What Global Dollar is designed to do

Global Dollar (USDG) is a fiat-backed stablecoin, currently ranked 64th by market capitalization among the assets we track. Unlike volatile crypto assets, Global Dollar targets a fixed value backed by off-chain reserves. Holders use it to park value, settle trades, and move money — its entire value proposition is that it does not move.

Global Dollar (USDG) is a digital currency designed to provide a stable and secure means of value transfer, aiming to bridge traditional finance and the blockchain ecosystem. It seeks to enhance financial inclusion and improve transaction efficiency.

How the peg is meant to hold

The mechanism is straightforward in theory — one token, one unit of reserve — but it depends entirely on the issuer actually holding and honoring those reserves. Attestation quality is therefore the core risk.

Background & fundamentals

The project publishes a whitepaper documenting its original design, which is worth reading before sizing any position in USDG. In sector terms it is most often filed under Solana (SOL) Token and Stablecoin.

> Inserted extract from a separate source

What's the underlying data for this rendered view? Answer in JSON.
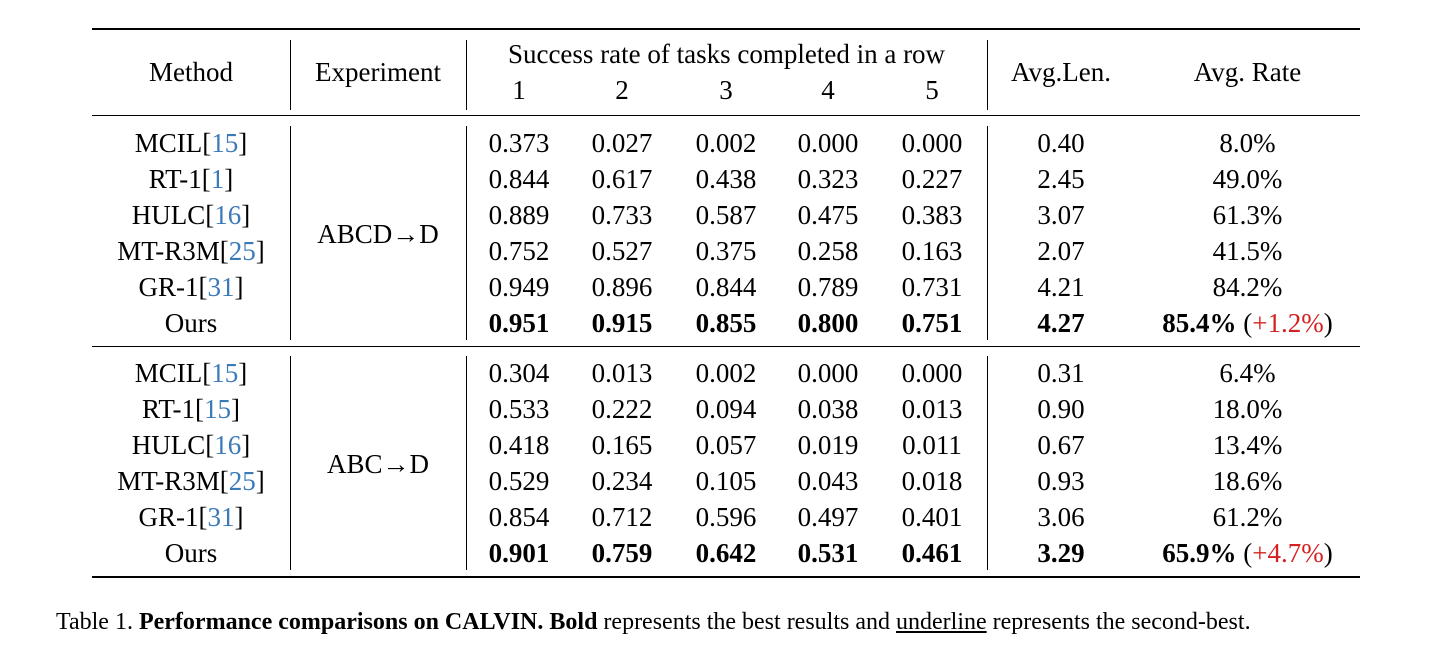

Where Global Dollar sits in the market

With USDG near $1.00, Global Dollar carries a market capitalization of $675.90M. Around $6.77M changes hands across exchanges in a typical 24-hour window. That is a turnover of about 1.00% of the float — on the quieter side, which can mean thinner liquidity for large orders.

Global Dollar carries no fixed maximum supply; issuance follows a programmatic schedule rather than a hard cap. At the current $1.00, USDG sits essentially at its record high — the riskier end of the range for fresh entries.

What the price history shows

Recent moves read 7-day +0.04%. Within its 366-day range, USDG sits around the middle (the 38th percentile of recent daily closes).

Volatility profile

Recent action puts Global Dollar in the Low-volatility band — it has been relatively stable, with moves typical of large-cap, mature assets.

How to evaluate a stablecoin like Global Dollar

A grounded read on USDG comes down to three questions:

  • Reserve quality — what backs USDG — cash and short Treasuries are safer than commercial paper or crypto collateral — and who attests to it.
  • Redemption access — whether holders can actually redeem at par, and how quickly, under stress.
  • Regulatory standing — the issuer's jurisdiction and licensing, which increasingly determines which stablecoins survive at scale.

This page pulls live market data, on-chain stats where available, exchange-by-exchange volume, and our forecast model into one view so you can work through those questions in a single place. None of it is investment advice — it is a structured starting point for your own research.